Jetzt das Gegenteil: Mit Kursaufschlägen von vier Prozent bei industriell geprägten Indizes wie Dow Jones und Dax, und mehr als sieben Prozent im Technologiebarometer Nasdaq kommt es an den Aktienmärkten zu den stärksten Gewinnen seit der Erholung nach dem Coronacrash.
Motor der Hausse sind die Bondmärkte. Wegen der enormen Kursgewinne sackt die Rendite für zehnjährige US-Staatsanleihen von 4,1 auf 3,8 Prozent, für Bundesanleihen geht es in einem Zug von 2,15 auf 2,0 Prozent nach unten. Im Windschatten dieser Entwicklung wird auch der Goldpreis beflügelt, der sich seit seinem Tief vom 3. November bei etwas mehr als 1.600 Dollar in wenigen Tagen auf bis zu 1.760 Dollar hochgeschraubt hat. Inflation gebannt, Aktien, Anleihen und Gold nun nach monatelanger Baisse wieder auf dem Weg nach oben?
Vor allem ruhen die Hoffnungen nun darauf, dass die amerikanische Notenbank Fed bei ihrem nächsten Treffen im Dezember deutlich moderater vorgeht und die Leitzinsen nicht mehr um 0,75 Prozentpunkte, sondern allenfalls um 0,50 Prozentpunkte anhebt. Zudem könnte sie auch bei ihren weiteren Werkzeugen, vor allem der Bilanzverkürzung, langsamer vorgehen oder sogar eine Pause einlegen.
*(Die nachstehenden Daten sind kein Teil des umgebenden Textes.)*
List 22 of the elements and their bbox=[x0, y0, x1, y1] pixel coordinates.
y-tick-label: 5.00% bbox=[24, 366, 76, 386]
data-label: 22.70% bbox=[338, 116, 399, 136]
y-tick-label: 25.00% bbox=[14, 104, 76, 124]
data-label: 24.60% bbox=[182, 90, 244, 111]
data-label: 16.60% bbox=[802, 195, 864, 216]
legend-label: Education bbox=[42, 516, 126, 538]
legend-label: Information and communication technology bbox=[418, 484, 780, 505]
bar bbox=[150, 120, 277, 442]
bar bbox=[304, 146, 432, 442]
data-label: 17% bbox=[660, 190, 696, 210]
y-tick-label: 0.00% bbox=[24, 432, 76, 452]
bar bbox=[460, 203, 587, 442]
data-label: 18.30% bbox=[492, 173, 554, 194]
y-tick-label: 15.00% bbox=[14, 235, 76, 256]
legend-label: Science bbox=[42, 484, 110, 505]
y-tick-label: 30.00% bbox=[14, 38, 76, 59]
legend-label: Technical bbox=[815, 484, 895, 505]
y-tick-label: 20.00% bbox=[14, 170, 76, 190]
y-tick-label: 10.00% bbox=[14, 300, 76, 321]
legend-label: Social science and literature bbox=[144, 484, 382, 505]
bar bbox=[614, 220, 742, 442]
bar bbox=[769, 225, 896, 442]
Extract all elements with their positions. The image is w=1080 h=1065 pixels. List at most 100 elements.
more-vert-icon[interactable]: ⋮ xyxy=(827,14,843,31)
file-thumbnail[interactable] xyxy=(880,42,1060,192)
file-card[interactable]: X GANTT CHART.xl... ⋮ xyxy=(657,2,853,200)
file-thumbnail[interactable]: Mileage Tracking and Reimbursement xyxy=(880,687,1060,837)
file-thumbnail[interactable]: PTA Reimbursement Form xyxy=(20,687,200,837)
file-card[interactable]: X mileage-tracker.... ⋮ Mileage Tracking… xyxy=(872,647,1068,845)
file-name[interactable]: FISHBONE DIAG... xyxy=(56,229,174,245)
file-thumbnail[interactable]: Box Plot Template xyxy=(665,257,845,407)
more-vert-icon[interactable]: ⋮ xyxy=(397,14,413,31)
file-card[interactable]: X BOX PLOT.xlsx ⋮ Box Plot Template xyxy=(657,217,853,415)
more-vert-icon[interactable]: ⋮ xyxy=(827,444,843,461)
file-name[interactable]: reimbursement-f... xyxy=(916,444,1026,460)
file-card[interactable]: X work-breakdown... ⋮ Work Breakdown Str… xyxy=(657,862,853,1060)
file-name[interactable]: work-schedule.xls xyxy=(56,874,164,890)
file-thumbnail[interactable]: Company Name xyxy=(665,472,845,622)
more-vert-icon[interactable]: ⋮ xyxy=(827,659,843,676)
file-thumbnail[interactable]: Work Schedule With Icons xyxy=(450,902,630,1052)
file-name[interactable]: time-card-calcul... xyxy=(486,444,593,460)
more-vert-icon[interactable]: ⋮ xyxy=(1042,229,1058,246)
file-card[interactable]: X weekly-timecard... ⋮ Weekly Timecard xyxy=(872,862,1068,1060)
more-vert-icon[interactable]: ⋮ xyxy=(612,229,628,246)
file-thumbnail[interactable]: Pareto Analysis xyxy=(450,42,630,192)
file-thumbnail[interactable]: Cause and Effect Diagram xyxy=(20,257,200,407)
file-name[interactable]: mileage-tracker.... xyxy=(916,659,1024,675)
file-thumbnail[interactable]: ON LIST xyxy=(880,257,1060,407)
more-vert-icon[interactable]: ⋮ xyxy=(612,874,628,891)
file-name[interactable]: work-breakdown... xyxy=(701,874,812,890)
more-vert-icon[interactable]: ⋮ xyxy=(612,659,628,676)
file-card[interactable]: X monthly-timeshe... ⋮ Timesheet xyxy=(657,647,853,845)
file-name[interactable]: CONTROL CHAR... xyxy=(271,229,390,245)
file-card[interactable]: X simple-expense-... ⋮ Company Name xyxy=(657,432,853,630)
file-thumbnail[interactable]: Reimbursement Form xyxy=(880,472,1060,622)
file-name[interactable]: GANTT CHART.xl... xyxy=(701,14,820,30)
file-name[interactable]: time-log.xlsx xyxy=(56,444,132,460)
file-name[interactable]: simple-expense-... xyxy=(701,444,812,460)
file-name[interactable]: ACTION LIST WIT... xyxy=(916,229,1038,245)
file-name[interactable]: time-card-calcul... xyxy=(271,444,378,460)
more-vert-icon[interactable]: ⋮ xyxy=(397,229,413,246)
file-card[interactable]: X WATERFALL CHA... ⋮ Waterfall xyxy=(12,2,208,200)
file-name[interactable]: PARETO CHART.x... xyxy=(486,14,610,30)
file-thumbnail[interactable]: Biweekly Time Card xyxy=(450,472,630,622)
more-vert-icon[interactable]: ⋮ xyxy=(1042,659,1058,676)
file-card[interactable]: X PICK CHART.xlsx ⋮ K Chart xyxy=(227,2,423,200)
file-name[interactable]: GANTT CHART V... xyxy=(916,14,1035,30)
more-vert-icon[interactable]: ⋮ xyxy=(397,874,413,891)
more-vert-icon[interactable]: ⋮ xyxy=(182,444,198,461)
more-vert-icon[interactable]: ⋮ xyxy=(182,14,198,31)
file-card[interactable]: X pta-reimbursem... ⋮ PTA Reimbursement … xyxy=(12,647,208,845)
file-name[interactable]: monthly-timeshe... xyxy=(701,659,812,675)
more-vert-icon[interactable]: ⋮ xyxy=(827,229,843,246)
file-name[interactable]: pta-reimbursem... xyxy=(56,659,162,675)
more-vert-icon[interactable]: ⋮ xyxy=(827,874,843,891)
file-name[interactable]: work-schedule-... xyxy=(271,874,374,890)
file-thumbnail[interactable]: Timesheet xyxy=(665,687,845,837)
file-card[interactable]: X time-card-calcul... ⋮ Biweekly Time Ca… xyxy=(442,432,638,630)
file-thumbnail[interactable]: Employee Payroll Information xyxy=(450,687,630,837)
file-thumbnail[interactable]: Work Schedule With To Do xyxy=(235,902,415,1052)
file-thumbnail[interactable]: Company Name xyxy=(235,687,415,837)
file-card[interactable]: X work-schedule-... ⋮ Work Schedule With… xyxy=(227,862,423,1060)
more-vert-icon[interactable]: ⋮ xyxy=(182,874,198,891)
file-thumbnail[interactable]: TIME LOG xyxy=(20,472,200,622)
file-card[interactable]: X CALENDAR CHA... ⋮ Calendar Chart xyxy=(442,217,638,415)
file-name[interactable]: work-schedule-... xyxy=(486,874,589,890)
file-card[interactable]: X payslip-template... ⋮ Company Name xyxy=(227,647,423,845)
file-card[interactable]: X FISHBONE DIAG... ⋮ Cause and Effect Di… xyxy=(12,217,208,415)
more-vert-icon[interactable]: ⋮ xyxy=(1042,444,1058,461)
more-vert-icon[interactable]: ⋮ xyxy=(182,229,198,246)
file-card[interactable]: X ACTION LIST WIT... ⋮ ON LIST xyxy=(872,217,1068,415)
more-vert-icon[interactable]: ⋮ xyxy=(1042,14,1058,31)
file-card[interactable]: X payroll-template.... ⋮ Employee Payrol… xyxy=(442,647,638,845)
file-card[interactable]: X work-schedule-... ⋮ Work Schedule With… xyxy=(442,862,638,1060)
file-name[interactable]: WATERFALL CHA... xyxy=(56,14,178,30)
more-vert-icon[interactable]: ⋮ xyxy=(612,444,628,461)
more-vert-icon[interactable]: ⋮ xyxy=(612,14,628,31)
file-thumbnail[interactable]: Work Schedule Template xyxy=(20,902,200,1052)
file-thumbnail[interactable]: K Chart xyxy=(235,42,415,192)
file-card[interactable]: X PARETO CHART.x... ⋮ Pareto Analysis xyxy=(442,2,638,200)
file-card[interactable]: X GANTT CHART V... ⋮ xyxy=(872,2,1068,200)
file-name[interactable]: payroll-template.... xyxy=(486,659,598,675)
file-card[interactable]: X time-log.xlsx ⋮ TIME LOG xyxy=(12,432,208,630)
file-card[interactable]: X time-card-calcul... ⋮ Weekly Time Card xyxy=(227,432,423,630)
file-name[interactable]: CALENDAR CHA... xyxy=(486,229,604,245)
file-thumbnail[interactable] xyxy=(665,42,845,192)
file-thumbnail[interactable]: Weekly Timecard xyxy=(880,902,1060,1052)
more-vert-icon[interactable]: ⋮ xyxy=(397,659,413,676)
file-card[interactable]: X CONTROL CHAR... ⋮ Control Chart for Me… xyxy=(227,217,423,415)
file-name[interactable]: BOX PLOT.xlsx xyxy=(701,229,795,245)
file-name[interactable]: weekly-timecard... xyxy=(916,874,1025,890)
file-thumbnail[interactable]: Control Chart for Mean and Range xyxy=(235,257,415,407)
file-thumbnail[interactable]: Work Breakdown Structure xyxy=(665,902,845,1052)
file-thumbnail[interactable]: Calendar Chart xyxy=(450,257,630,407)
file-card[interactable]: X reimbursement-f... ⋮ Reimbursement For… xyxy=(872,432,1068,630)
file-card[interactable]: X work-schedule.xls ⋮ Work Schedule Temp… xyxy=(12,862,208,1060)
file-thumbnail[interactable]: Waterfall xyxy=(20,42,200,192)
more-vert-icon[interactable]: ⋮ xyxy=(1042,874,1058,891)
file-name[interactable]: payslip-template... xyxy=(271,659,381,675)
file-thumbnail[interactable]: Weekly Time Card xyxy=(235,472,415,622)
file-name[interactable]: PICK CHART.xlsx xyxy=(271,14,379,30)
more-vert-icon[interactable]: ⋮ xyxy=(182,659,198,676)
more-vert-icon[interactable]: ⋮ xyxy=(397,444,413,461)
Die massiven Kursgewinne an den Märkten, die schon Anfang Oktober begonnen haben, wären damit die klassische Antizipation einer solchen Zinsentspannung. Zusätzlich zugute kam ihnen zuletzt die bis vor kurzem noch weit verbreitete Skepsis, die vor allem in Amerika seit Wochen zu umfangreichen Absicherungspositionen führt, die im Zuge einer heftigen Kurserholung geschlossen werden müssen und über entsprechende Rückkäufe den Anstieg zusätzlich beschleunigen.
Immer mehr Einzelaktien drehen nach oben
Im Dax geht die Erholung durch den gesamten Markt. An der Spitze stehen die Aktien, die seit Anfang Oktober zunächst relativ stabil waren und dann wieder in den Bereich ihrer bisherigen Topkurse vorgedrungen sind: Hannover Rück und Münchener Rück, die vom höheren Zinsniveau profitieren – und vom wachsenden Bedarf an Absicherung. Beide Aktien sind für weitere Gewinne gut.
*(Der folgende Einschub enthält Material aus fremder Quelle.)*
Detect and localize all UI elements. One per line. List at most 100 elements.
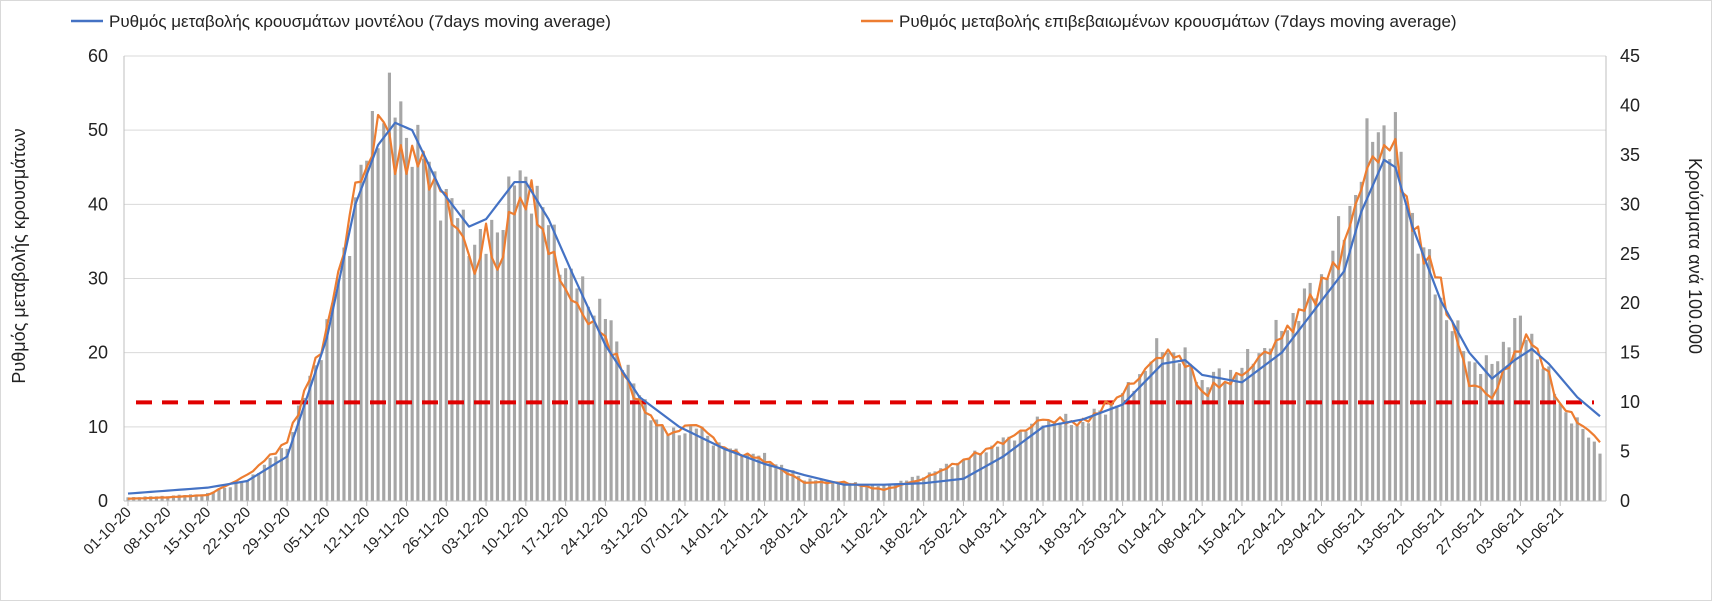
bar [1337,216,1341,502]
bar [768,462,772,501]
bar [751,453,755,501]
y-left-tick-label: 50 [88,120,108,140]
bar [467,256,471,501]
bar [575,288,579,501]
bar [439,220,443,502]
bar [711,445,715,501]
series-line-model [127,121,1601,495]
bar [1166,352,1170,501]
bar [694,428,698,501]
bar [1217,368,1221,501]
bar [245,480,249,501]
bar [1189,366,1193,501]
bar [1058,422,1062,501]
bar [1325,278,1329,501]
y-right-tick-label: 20 [1620,293,1640,313]
bar [1439,297,1443,501]
bar [1302,288,1307,501]
y-right-tick-label: 45 [1620,46,1640,66]
bar [1427,249,1432,501]
bar [126,497,130,501]
bar [365,160,369,502]
bar [240,481,244,501]
bar [581,276,585,501]
y-right-tick-label: 15 [1620,343,1640,363]
bar [1172,352,1176,501]
bar [933,471,937,501]
bar [1274,319,1278,501]
bar [313,365,318,501]
bar [262,464,266,501]
bar [1524,339,1528,501]
bar [507,176,511,501]
bar [484,253,488,501]
bar [1558,403,1562,501]
bar [643,399,647,501]
bar [348,255,352,501]
bar [1405,206,1409,501]
bar [342,247,346,501]
bar [1314,298,1318,501]
bar [1513,318,1517,501]
bar [728,448,733,501]
bar [927,472,931,501]
bar [785,470,789,501]
bar [660,424,664,501]
y-axis-right-label: Κρούσματα ανά 100.000 [1685,158,1705,354]
bar [603,318,607,501]
bar [564,268,568,501]
bar [200,494,204,501]
bar [893,484,897,501]
bar [296,405,301,501]
bar [1183,347,1187,501]
bar [1410,212,1415,501]
bar [410,166,414,501]
bar [223,487,227,501]
bar [1444,320,1449,501]
bar [973,450,977,501]
y-right-tick-label: 10 [1620,392,1640,412]
bar [967,458,971,501]
bar [1388,159,1392,501]
bar [1552,393,1557,501]
bar [1257,353,1261,501]
legend: Ρυθμός μεταβολής κρουσμάτων μοντέλου (7d… [71,12,1457,31]
bar [978,453,983,501]
bar [1462,351,1466,501]
bar [444,189,448,501]
bar [1035,416,1039,501]
bar [677,435,681,501]
bar [598,298,602,501]
bar [1598,453,1602,501]
bar [1143,370,1147,501]
bar [944,463,948,501]
bar [336,278,340,501]
bar [620,370,625,501]
bar [876,486,880,501]
bar [1291,312,1295,501]
bar [1348,205,1352,501]
bar [1297,320,1301,501]
y-left-tick-label: 0 [98,491,108,511]
bar [393,117,397,501]
bar [1484,355,1488,501]
bar [1371,141,1375,501]
y-right-tick-label: 40 [1620,95,1640,115]
legend-label-model: Ρυθμός μεταβολής κρουσμάτων μοντέλου (7d… [109,12,611,31]
bar [853,482,858,501]
bar [404,137,409,501]
bar [1280,330,1284,501]
bar [808,478,812,501]
bar [1518,315,1522,501]
bar [672,427,676,501]
bar [1223,382,1227,501]
bar [939,468,943,501]
bar [194,494,198,501]
bar [905,480,909,501]
bar [1587,437,1591,501]
bar [1268,348,1272,501]
bar [1473,362,1477,501]
bar [706,435,710,501]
Linde hat sogar ein neues Allzeithoch erreicht. Das zeigt nicht nur die Dauerläuferqualität des Industriegaseherstellers und die Nachhaltigkeit seines Geschäftsmodells, das durch langfristige Lieferverträge gegen Rückschläge resistent ist. Es zeigt auch, wie wenig die Argumentation des amerikanischen Linde-Managements zutrifft, die Aktie werde durch engstirnige Dax-Regeln in ihrem Aufwärtsdrang gebremst. Der geplante Abschied von Linde aus dem Dax ist für den deutschen Aktienmarkt kein schöner Vorgang.
Bei RWE fehlen nur noch wenige Prozent zum bisherigen Hoch. Nach einem sehr starken Geschäftsverlauf in diesem Jahr, bei dem RWE vor allem in seinen Bereichen Strom aus erneuerbaren Quellen deutlich zulegt, dürfte es 2022 insgesamt einen Anstieg des operativen Gewinns in der Größenordnung um 50 Prozent auf weit mehr als fünf Milliarden Euro geben. RWE-Aktien gehören seit 2016 zu den stärksten Titeln im Dax. Weder der Coronacrash noch die Inflationsbaisse bremste den Aufschwung.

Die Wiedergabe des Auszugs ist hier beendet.